The pair’s debut includes not only a range of recipes utilising seasonal blooms but also a step-by-step guide on how to grow your key ingredients. There’s also useful tips on collecting flowers from the wild and turning them into gastronomic marvels. From primrose, honey and parsnip cakes to courgette flower tacos, dill flower aquavit, pickled magnolia katsu curry and more, The Edible Flower invites readers to feast, celebrate and entertain with more than 50 recipes for small plates, mains, desserts, snacks and drinks.

Co Down-born Erin met Jo at university in Cambridge. The couple lived in London for the best part of decade before moving to a seven-acre small holding near Hillsborough. While there’s no strict division of labour in the relationship, Jo tends to do the growing, while Erin takes care of the cooking.

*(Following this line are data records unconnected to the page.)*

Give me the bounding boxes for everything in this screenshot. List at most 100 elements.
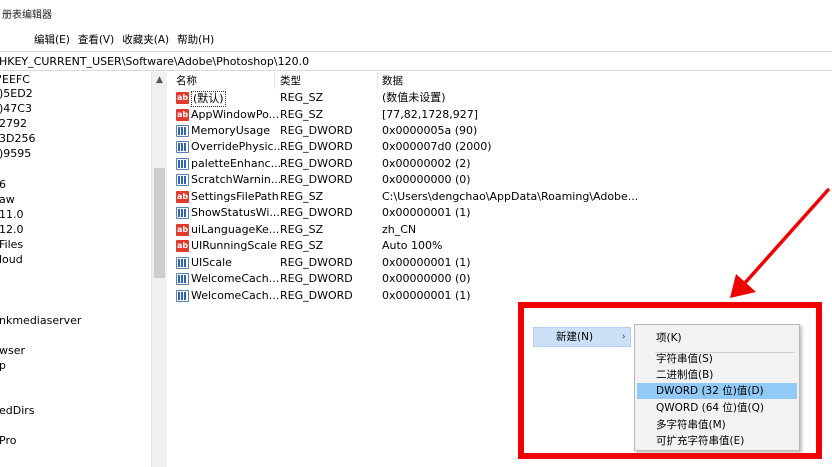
tree-item[interactable]: wser	[0, 343, 25, 359]
value-type: REG_DWORD	[280, 272, 353, 285]
tree-item[interactable]: aw	[0, 192, 15, 208]
submenu-item-dword-value[interactable]: DWORD (32 位)值(D)	[637, 383, 797, 399]
submenu-item-binary-value[interactable]: 二进制值(B)	[637, 367, 797, 383]
value-name: ScratchWarnin...	[191, 173, 282, 186]
tree-scrollbar[interactable]: ▲	[151, 72, 167, 467]
tree-item[interactable]: 11.0	[0, 207, 24, 223]
value-data: 0x00000001 (1)	[382, 289, 471, 302]
value-name: MemoryUsage	[191, 124, 271, 137]
tree-item[interactable]: p	[0, 358, 6, 374]
submenu-item-qword-value[interactable]: QWORD (64 位)值(Q)	[637, 400, 797, 416]
menu-edit[interactable]: 编辑(E)	[30, 30, 74, 50]
value-type: REG_DWORD	[280, 140, 353, 153]
value-name: paletteEnhanc...	[191, 157, 282, 170]
value-data: 0x00000000 (0)	[382, 173, 471, 186]
tree-item[interactable]: 12.0	[0, 222, 24, 238]
value-name: UIRunningScale	[191, 239, 277, 252]
value-type: REG_SZ	[280, 223, 324, 236]
tree-item[interactable]: 2792	[0, 116, 27, 132]
value-type: REG_DWORD	[280, 256, 353, 269]
column-header-data[interactable]: 数据	[382, 74, 403, 88]
registry-tree-pane[interactable]: 'EEFC )5ED2 )47C3 2792 3D256 )9595 6 aw …	[0, 72, 167, 467]
value-data: zh_CN	[382, 223, 417, 236]
column-separator[interactable]	[377, 72, 378, 89]
column-separator[interactable]	[274, 72, 275, 89]
value-name: WelcomeCach...	[191, 289, 280, 302]
column-header-name[interactable]: 名称	[176, 74, 197, 88]
value-type: REG_SZ	[280, 91, 324, 104]
submenu-item-multi-string-value[interactable]: 多字符串值(M)	[637, 417, 797, 433]
value-data: 0x000007d0 (2000)	[382, 140, 492, 153]
value-data: 0x00000001 (1)	[382, 256, 471, 269]
value-row[interactable]: WelcomeCach... REG_DWORD 0x00000000 (0)	[171, 271, 641, 287]
context-menu[interactable]: 新建(N) ›	[533, 327, 631, 347]
string-value-icon: ab	[176, 240, 189, 252]
tree-item[interactable]: 6	[0, 177, 6, 193]
value-row[interactable]: WelcomeCach... REG_DWORD 0x00000001 (1)	[171, 288, 641, 304]
dword-value-icon	[176, 207, 189, 219]
window-title: 册表编辑器	[2, 10, 52, 21]
tree-item[interactable]: Files	[0, 237, 23, 253]
tree-item[interactable]: )47C3	[0, 101, 32, 117]
dword-value-icon	[176, 257, 189, 269]
menu-bar: 编辑(E) 查看(V) 收藏夹(A) 帮助(H)	[0, 30, 218, 50]
value-type: REG_DWORD	[280, 289, 353, 302]
value-type: REG_DWORD	[280, 206, 353, 219]
value-data: 0x00000001 (1)	[382, 206, 471, 219]
value-name: WelcomeCach...	[191, 272, 280, 285]
address-bar[interactable]: HKEY_CURRENT_USER\Software\Adobe\Photosh…	[0, 51, 832, 71]
scroll-thumb[interactable]	[154, 168, 165, 278]
value-data: 0x00000000 (0)	[382, 272, 471, 285]
value-row[interactable]: ab AppWindowPo... REG_SZ [77,82,1728,927…	[171, 107, 641, 123]
menu-item-new[interactable]: 新建(N)	[556, 330, 593, 344]
value-type: REG_SZ	[280, 239, 324, 252]
tree-item[interactable]: nkmediaserver	[0, 313, 81, 329]
tree-item[interactable]: loud	[0, 252, 23, 268]
string-value-icon: ab	[176, 224, 189, 236]
dword-value-icon	[176, 273, 189, 285]
value-name: UIScale	[191, 256, 232, 269]
value-row[interactable]: ab uiLanguageKe... REG_SZ zh_CN	[171, 222, 641, 238]
value-data: 0x00000002 (2)	[382, 157, 471, 170]
value-row[interactable]: UIScale REG_DWORD 0x00000001 (1)	[171, 255, 641, 271]
submenu-item-string-value[interactable]: 字符串值(S)	[637, 351, 797, 367]
value-row[interactable]: ab UIRunningScale REG_SZ Auto 100%	[171, 238, 641, 254]
value-data: Auto 100%	[382, 239, 443, 252]
menu-view[interactable]: 查看(V)	[74, 30, 118, 50]
value-data: C:\Users\dengchao\AppData\Roaming\Adobe.…	[382, 190, 639, 203]
value-name: OverridePhysic...	[191, 140, 285, 153]
menu-help[interactable]: 帮助(H)	[173, 30, 218, 50]
address-path[interactable]: HKEY_CURRENT_USER\Software\Adobe\Photosh…	[0, 52, 309, 70]
dword-value-icon	[176, 174, 189, 186]
value-row[interactable]: ShowStatusWi... REG_DWORD 0x00000001 (1)	[171, 205, 641, 221]
scroll-up-arrow-icon[interactable]: ▲	[156, 75, 163, 85]
value-row[interactable]: OverridePhysic... REG_DWORD 0x000007d0 (…	[171, 139, 641, 155]
value-row[interactable]: MemoryUsage REG_DWORD 0x0000005a (90)	[171, 123, 641, 139]
value-data: 0x0000005a (90)	[382, 124, 478, 137]
value-name: AppWindowPo...	[191, 108, 280, 121]
string-value-icon: ab	[176, 92, 189, 104]
value-name: ShowStatusWi...	[191, 206, 280, 219]
value-type: REG_SZ	[280, 190, 324, 203]
value-row[interactable]: ScratchWarnin... REG_DWORD 0x00000000 (0…	[171, 172, 641, 188]
menu-favorites[interactable]: 收藏夹(A)	[118, 30, 173, 50]
value-type: REG_SZ	[280, 108, 324, 121]
string-value-icon: ab	[176, 191, 189, 203]
value-type: REG_DWORD	[280, 124, 353, 137]
tree-item[interactable]: 3D256	[0, 131, 35, 147]
submenu-item-key[interactable]: 项(K)	[637, 330, 797, 346]
dword-value-icon	[176, 158, 189, 170]
dword-value-icon	[176, 290, 189, 302]
tree-item[interactable]: edDirs	[0, 403, 35, 419]
tree-item[interactable]: Pro	[0, 433, 16, 449]
value-row[interactable]: ab SettingsFilePath REG_SZ C:\Users\deng…	[171, 189, 641, 205]
column-header-type[interactable]: 类型	[280, 74, 301, 88]
dword-value-icon	[176, 125, 189, 137]
new-submenu[interactable]: 项(K) 字符串值(S) 二进制值(B) DWORD (32 位)值(D) QW…	[634, 324, 800, 451]
value-row[interactable]: ab (默认) REG_SZ (数值未设置)	[171, 90, 641, 107]
tree-item[interactable]: )5ED2	[0, 86, 33, 102]
chevron-right-icon: ›	[622, 332, 626, 342]
submenu-item-expandable-string-value[interactable]: 可扩充字符串值(E)	[637, 433, 797, 449]
value-row[interactable]: paletteEnhanc... REG_DWORD 0x00000002 (2…	[171, 156, 641, 172]
tree-item[interactable]: )9595	[0, 146, 31, 162]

“I've always been interested in plants and soil and the intersections in life between nature and humans,” says Jo, “but plunging into growing things full-time has just been fairly recently, since moving to Northern Ireland in 2016.”

Cornflowers of different colours in bloom
Cornflowers of different colours in bloom

So what’s the attraction with edible flowers? “Beauty and joy - on the plate and in the garden,” says Jo succinctly, before Erin adds: “And so much surprising flavour - you can use many edible flowers like herbs in your dishes.” Jo explains that growing edible flowers doesn’t differ that much from raising vegetables.

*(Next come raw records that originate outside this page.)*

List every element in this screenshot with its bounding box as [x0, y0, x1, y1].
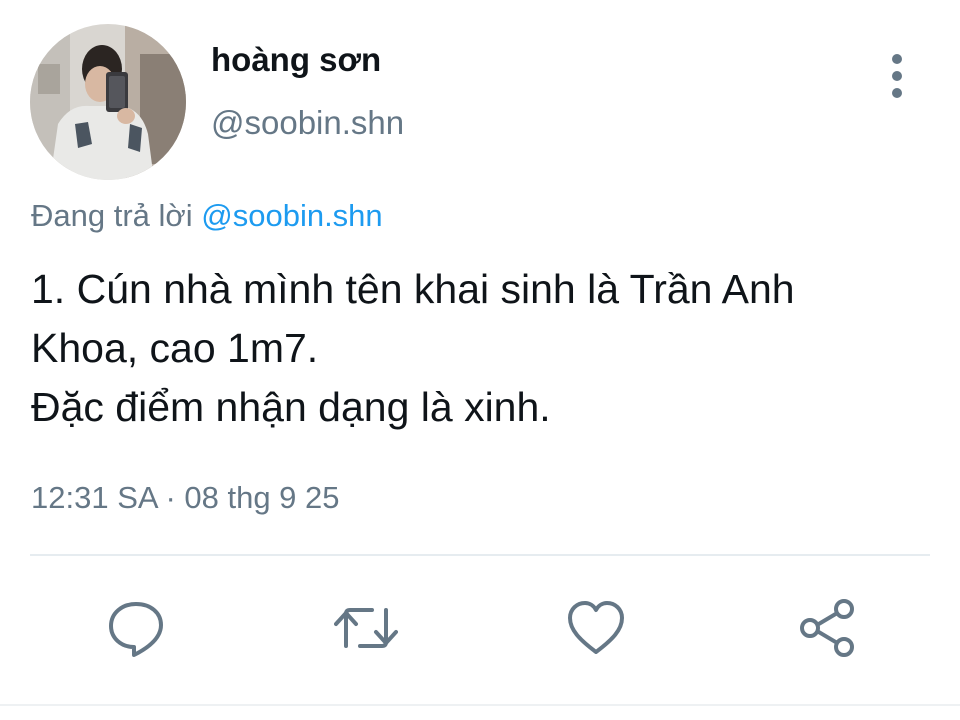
- tweet-timestamp[interactable]: 12:31 SA · 08 thg 9 25: [31, 478, 340, 518]
- tweet-text-line: 1. Cún nhà mình tên khai sinh là Trần An…: [31, 266, 795, 312]
- retweet-button[interactable]: [334, 596, 398, 660]
- display-name[interactable]: hoàng sơn: [211, 40, 381, 80]
- retweet-icon: [334, 608, 398, 648]
- replying-to-label: Đang trả lời: [31, 198, 193, 233]
- replying-to-mention[interactable]: @soobin.shn: [201, 198, 382, 233]
- heart-icon: [568, 601, 624, 654]
- tweet-text-line: Đặc điểm nhận dạng là xinh.: [31, 384, 551, 430]
- bottom-divider: [0, 704, 960, 706]
- share-icon: [800, 599, 854, 657]
- reply-button[interactable]: [104, 596, 168, 660]
- tweet-detail: hoàng sơn @soobin.shn Đang trả lời @soob…: [0, 0, 960, 720]
- tweet-text-line: Khoa, cao 1m7.: [31, 325, 319, 371]
- tweet-text: 1. Cún nhà mình tên khai sinh là Trần An…: [31, 260, 931, 437]
- more-dot: [892, 54, 902, 64]
- avatar[interactable]: [30, 24, 186, 180]
- share-button[interactable]: [796, 596, 860, 660]
- action-bar: [0, 596, 960, 660]
- like-button[interactable]: [564, 596, 628, 660]
- more-dot: [892, 71, 902, 81]
- more-options-icon[interactable]: [880, 54, 914, 98]
- replying-to: Đang trả lời @soobin.shn: [31, 196, 383, 236]
- reply-icon: [109, 602, 163, 657]
- user-handle[interactable]: @soobin.shn: [211, 103, 404, 143]
- more-dot: [892, 88, 902, 98]
- divider: [30, 554, 930, 556]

“I often tell people I don't grow vegetables or edible flowers,” she says. “I just look after the soil, make compost, sow a few seeds and the vegetables grow themselves.”

For beginners, Jo reckons nasturtiums are hard to beat: “The flowers, leaves and seeds are all edible and delicious.

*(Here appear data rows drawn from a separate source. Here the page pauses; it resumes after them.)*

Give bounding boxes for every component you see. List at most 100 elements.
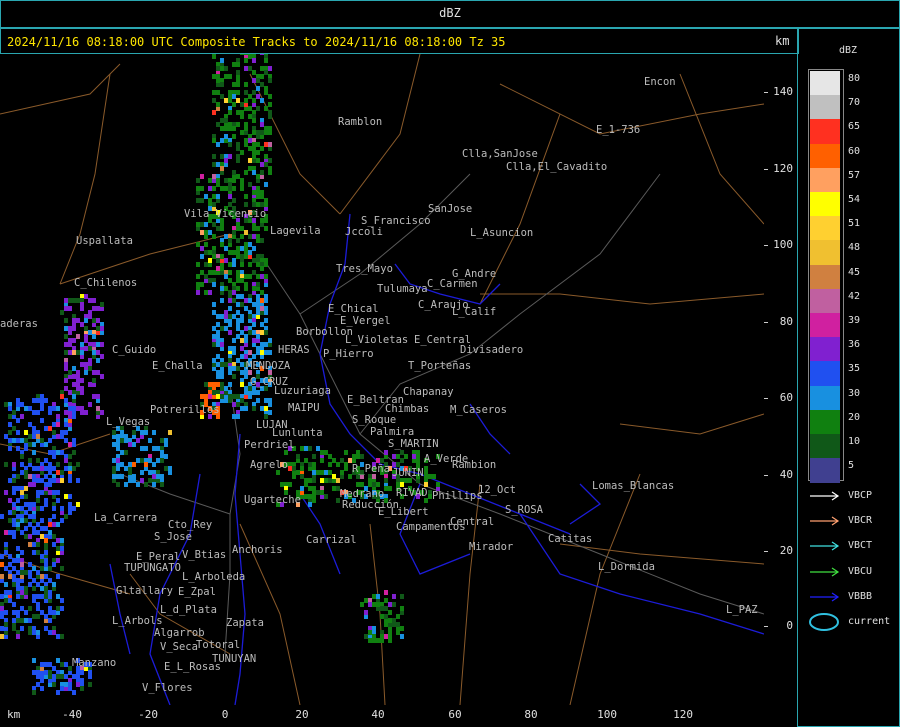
place-label: Catitas bbox=[548, 533, 593, 545]
echo-pixel bbox=[252, 234, 256, 239]
echo-pixel bbox=[160, 474, 164, 479]
echo-pixel bbox=[220, 166, 224, 171]
echo-pixel bbox=[0, 634, 4, 639]
echo-pixel bbox=[72, 438, 76, 443]
place-label: E_Zpal bbox=[178, 586, 216, 598]
echo-pixel bbox=[308, 462, 312, 467]
echo-pixel bbox=[92, 306, 96, 311]
echo-pixel bbox=[392, 454, 396, 459]
radar-map[interactable]: Ramblon Encon E_1-736 Clla,SanJose Clla,El_C… bbox=[0, 54, 764, 705]
echo-pixel bbox=[56, 422, 60, 427]
echo-pixel bbox=[244, 202, 248, 207]
echo-pixel bbox=[116, 466, 120, 471]
echo-pixel bbox=[232, 262, 236, 267]
echo-pixel bbox=[72, 690, 76, 695]
echo-pixel bbox=[332, 486, 336, 491]
colorbar-swatch bbox=[810, 337, 840, 363]
echo-pixel bbox=[36, 478, 40, 483]
echo-pixel bbox=[92, 334, 96, 339]
place-label: E_Challa bbox=[152, 360, 203, 372]
echo-pixel bbox=[232, 62, 236, 67]
echo-pixel bbox=[388, 610, 392, 615]
echo-pixel bbox=[228, 126, 232, 131]
echo-pixel bbox=[268, 166, 272, 171]
echo-pixel bbox=[48, 630, 52, 635]
echo-pixel bbox=[44, 614, 48, 619]
echo-pixel bbox=[12, 462, 16, 467]
echo-pixel bbox=[220, 342, 224, 347]
echo-pixel bbox=[212, 222, 216, 227]
echo-pixel bbox=[60, 470, 64, 475]
echo-pixel bbox=[20, 454, 24, 459]
echo-pixel bbox=[404, 454, 408, 459]
echo-pixel bbox=[72, 366, 76, 371]
colorbar-value: 65 bbox=[848, 121, 861, 133]
echo-pixel bbox=[296, 454, 300, 459]
echo-pixel bbox=[200, 174, 204, 179]
echo-pixel bbox=[28, 406, 32, 411]
echo-pixel bbox=[212, 254, 216, 259]
echo-pixel bbox=[92, 318, 96, 323]
echo-pixel bbox=[260, 350, 264, 355]
echo-pixel bbox=[16, 474, 20, 479]
echo-pixel bbox=[64, 334, 68, 339]
colorbar-value: 54 bbox=[848, 194, 861, 205]
echo-pixel bbox=[204, 242, 208, 247]
colorbar-value: 30 bbox=[848, 387, 861, 399]
echo-pixel bbox=[32, 658, 36, 663]
echo-pixel bbox=[24, 494, 28, 499]
echo-pixel bbox=[236, 294, 240, 299]
echo-pixel bbox=[64, 398, 68, 403]
yaxis-tick-label: 40 bbox=[779, 468, 793, 481]
echo-pixel bbox=[52, 582, 56, 587]
place-label: L_Vegas bbox=[106, 416, 151, 428]
echo-pixel bbox=[116, 474, 120, 479]
echo-pixel bbox=[160, 482, 164, 487]
echo-pixel bbox=[264, 262, 268, 267]
echo-pixel bbox=[228, 306, 232, 311]
echo-pixel bbox=[64, 458, 68, 463]
echo-pixel bbox=[84, 318, 88, 323]
echo-pixel bbox=[304, 482, 308, 487]
colorbar-value: 10 bbox=[848, 436, 861, 447]
yaxis-tick-mark bbox=[764, 475, 768, 476]
echo-pixel bbox=[72, 350, 76, 355]
xaxis-unit-label: km bbox=[7, 708, 21, 721]
echo-pixel bbox=[12, 478, 16, 483]
echo-pixel bbox=[244, 82, 248, 87]
echo-pixel bbox=[152, 430, 156, 435]
place-label: Rambion bbox=[452, 459, 497, 471]
echo-pixel bbox=[212, 54, 216, 59]
echo-pixel bbox=[260, 54, 264, 55]
echo-pixel bbox=[100, 326, 104, 331]
place-label: 12_Oct bbox=[478, 484, 516, 496]
echo-pixel bbox=[428, 474, 432, 479]
echo-pixel bbox=[44, 426, 48, 431]
echo-pixel bbox=[216, 394, 220, 399]
echo-pixel bbox=[388, 638, 392, 643]
echo-pixel bbox=[268, 338, 272, 343]
echo-pixel bbox=[216, 342, 220, 347]
echo-pixel bbox=[24, 534, 28, 539]
place-label: Potrerillos bbox=[150, 404, 220, 416]
echo-pixel bbox=[208, 230, 212, 235]
echo-pixel bbox=[112, 430, 116, 435]
place-label: Gltallary bbox=[116, 585, 173, 597]
echo-pixel bbox=[268, 410, 272, 415]
xaxis-tick-label: 120 bbox=[673, 708, 693, 721]
echo-pixel bbox=[24, 406, 28, 411]
echo-pixel bbox=[12, 582, 16, 587]
echo-pixel bbox=[16, 514, 20, 519]
echo-pixel bbox=[372, 482, 376, 487]
echo-pixel bbox=[320, 490, 324, 495]
echo-pixel bbox=[88, 298, 92, 303]
echo-pixel bbox=[60, 478, 64, 483]
product-header: 2024/11/16 08:18:00 UTC Composite Tracks… bbox=[0, 28, 799, 54]
echo-pixel bbox=[4, 490, 8, 495]
echo-pixel bbox=[244, 54, 248, 55]
echo-pixel bbox=[264, 202, 268, 207]
place-label: Anchoris bbox=[232, 544, 283, 556]
echo-pixel bbox=[40, 406, 44, 411]
echo-pixel bbox=[208, 382, 212, 387]
echo-pixel bbox=[236, 222, 240, 227]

“They are beautiful in the garden and will self-seed profusely so you'll never be short of them again.”

Erin recommends cornflowers: “They are hardy so you don't have to worry about a late frost, they flower for a long time and the more you pick the more flowers you get.

“We grow a whole mix of colours - not just the cerulean blue - though that is my favourite. Pick off the petals and stir through rice of grains or sprinkle over a cake.”

Jo’s favourite both for its display in the garden and for cooking is calendula – AKA pot marigold.

“It’s so easy to grow and it's a jolly orange, daisy-like flower that brings me such joy,” she says.

“The smell of the leaves and flowers are so distinctive. I'm no herbalist but I feel like brushing past the calendula in the garden is doing me good.”

It’s also versatile, she says, with petals added to green salads and soup, or cooked “into or onto breads”.

“The more you pick calendula flowers, the more they will produce, so over the summer we end up eating them by the handful - and my life feels a lot more colourful and joyful,” says Jo.

Erin is more inclusive – “I love them all,” she says before settling on magnolia with its “delicious gingery flavour”.

In terms of the best wildflowers to eat, Jo goes with elderflower and hawthorn, mainstays of Irish hedgerows. Erin opts for wild garlic flowers before professing a love of gorse – though neither feature in the book. "Maybe next time,” she says.

The Edible Flower is out now, published by Laurence King Publishing.